First issue of Hammer and Bolter is out for a free download on BL's digital section!

Can't wait to read it!!


----------



## Mossy Toes (Jun 8, 2009)

Want! E-reader!


----------



## World Eater XII (Dec 12, 2008)

Maybe we should get a communal E-reader!


----------



## Pyroriffic (Feb 28, 2010)

Mossy: you can read the .ePub files on your PC with software like Adobe Digital Editions (free)!


----------



## dark angel (Jun 11, 2008)

I've not got an E-Reader, nor do I have any intentions to get one. _Ever_. I wish this was available in PDF format, to be honest. Would have been a lot easier!


----------



## Chaosveteran (Aug 29, 2010)

I'm sure that there is a way to convert the file into a pdf version, though I don't know how myself, as I've finally found a use for my iPad, but I'm sure there is one, with all the converters out there in the internet.

If you are not particularly fussed about having it in PDF format, then Pyroriffic is right, the Adobe Digital Editions allows you to simply read the ePub file, as if it were on a E-Reader - 2 min installation and you're there!


----------



## Mossy Toes (Jun 8, 2009)

Did not know that, Pyro. Thankee kindly--I'll get right on top of it!


----------



## Commissar Ploss (Feb 29, 2008)

nook for PC is also a free download from Barnes&Noble

CP

I'm saving for a Kindle anyways, since i get a lot of advance reviews in pdf or epub

CP


----------



## increaso (Jun 5, 2010)

The 'Kindle for PC' app is a free download from Amazon.co.uk.

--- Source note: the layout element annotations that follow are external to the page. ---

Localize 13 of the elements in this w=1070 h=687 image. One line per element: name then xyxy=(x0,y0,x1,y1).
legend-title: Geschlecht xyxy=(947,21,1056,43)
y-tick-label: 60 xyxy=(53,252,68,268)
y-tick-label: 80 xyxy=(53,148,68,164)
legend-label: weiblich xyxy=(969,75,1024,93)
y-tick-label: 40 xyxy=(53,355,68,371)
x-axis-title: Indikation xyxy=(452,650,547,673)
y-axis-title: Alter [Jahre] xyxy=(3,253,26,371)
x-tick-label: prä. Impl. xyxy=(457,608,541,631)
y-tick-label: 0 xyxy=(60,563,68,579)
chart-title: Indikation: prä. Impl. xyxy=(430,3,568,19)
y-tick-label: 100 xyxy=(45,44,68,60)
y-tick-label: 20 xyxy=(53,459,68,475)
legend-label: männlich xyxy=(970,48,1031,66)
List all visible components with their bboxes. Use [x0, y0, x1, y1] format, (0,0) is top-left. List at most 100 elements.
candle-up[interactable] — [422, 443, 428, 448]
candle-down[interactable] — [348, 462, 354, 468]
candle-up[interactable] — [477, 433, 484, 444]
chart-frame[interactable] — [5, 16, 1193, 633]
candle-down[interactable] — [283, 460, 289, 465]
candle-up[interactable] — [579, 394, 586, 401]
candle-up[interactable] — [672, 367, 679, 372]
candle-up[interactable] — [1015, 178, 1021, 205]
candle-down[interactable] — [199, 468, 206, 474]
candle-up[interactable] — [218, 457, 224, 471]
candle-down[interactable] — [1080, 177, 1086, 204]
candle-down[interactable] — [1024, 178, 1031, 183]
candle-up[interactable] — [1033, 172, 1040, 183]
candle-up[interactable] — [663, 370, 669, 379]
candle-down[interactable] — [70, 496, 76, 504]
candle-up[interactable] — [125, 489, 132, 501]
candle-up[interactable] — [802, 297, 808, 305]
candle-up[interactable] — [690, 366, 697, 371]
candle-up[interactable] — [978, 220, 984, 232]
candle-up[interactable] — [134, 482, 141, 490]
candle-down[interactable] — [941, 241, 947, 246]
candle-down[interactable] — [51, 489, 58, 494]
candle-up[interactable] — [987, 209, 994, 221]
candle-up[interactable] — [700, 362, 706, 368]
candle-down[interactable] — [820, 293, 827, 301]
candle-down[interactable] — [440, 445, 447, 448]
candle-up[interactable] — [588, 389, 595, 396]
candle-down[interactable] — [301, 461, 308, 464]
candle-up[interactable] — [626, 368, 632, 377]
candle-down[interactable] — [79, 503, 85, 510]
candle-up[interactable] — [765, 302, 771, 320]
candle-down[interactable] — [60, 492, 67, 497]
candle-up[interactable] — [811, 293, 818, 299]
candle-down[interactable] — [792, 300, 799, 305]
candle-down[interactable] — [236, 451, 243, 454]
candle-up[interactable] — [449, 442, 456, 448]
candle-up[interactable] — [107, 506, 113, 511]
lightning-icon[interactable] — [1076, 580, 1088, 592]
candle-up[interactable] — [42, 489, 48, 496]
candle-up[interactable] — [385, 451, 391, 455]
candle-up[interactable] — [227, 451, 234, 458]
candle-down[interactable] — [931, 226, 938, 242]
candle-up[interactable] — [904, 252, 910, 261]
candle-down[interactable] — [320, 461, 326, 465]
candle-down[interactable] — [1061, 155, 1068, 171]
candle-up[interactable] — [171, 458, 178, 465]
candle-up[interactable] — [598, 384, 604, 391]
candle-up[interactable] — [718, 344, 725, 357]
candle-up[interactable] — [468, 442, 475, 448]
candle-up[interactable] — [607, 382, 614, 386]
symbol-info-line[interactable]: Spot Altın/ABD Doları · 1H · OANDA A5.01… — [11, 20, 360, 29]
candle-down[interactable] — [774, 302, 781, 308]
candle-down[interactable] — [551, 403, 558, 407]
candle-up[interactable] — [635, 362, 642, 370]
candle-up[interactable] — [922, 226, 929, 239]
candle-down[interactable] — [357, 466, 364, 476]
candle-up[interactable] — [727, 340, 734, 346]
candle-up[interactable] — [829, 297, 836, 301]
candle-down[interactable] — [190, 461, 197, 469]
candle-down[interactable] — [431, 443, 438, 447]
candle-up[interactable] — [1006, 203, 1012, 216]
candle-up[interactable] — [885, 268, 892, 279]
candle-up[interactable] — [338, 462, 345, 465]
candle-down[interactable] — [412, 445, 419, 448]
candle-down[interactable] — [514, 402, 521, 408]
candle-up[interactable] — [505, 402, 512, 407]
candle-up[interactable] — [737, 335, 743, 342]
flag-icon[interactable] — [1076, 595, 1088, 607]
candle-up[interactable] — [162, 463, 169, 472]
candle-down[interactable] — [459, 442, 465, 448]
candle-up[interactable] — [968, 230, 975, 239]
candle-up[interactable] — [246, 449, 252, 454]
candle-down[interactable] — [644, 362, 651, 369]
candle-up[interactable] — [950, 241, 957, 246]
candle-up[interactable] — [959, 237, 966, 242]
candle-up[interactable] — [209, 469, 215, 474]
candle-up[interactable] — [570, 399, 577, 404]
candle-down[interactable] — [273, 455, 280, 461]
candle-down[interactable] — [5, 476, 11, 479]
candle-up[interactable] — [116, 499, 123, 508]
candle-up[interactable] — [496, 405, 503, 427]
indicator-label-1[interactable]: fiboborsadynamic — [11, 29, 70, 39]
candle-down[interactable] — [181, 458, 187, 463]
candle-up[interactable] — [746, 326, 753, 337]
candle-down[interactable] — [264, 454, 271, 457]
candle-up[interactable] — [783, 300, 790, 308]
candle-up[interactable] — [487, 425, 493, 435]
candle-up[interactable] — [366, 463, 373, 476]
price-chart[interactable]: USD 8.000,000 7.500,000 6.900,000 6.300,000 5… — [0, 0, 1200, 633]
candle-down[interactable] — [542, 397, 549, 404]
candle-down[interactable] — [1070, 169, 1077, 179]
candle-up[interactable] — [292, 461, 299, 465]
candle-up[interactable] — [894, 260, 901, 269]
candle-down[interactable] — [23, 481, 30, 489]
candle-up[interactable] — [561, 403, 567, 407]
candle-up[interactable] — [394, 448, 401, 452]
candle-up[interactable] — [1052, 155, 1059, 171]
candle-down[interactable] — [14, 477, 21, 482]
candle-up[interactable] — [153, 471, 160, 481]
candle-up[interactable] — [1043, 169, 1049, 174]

It allows you to play the .mobi files.


----------



## World Eater XII (Dec 12, 2008)

Thats pretty nifty to know!


----------



## Cloysterpete (Apr 30, 2010)

Commissar Ploss said:


> nook for PC is also a free download from Barnes&Noble
> 
> CP
> 
> ...


You'll have to convert those epub files as the Kindle doesn't play them, but that only takes a few seconds in Calibre, but if the epub has drm (it won't being a digital arc) then that has to be stripped out also.


----------



## Cloysterpete (Apr 30, 2010)

dark angel said:


> I've not got an E-Reader, nor do I have any intentions to get one. _Ever_. I wish this was available in PDF format, to be honest. Would have been a lot easier!


pdf format is horrible for viewing on e-readers, or at least it's a real pita on the Kindle, weird font sizes and queer formatting - compared to a properly formatted mobi file that is.

What will you do in ten years time when Black Library realize they are selling 10 digital copies for every print title so they can't justify the expense of printing each and every book released so they scrap mass market books in favour of digital and a few titles as POD. Will you read them on your PC or just not bother following BL anymore?.


----------



## Pyroriffic (Feb 28, 2010)

_H&B_ issue 2 is now available for pre-order, too. here.


----------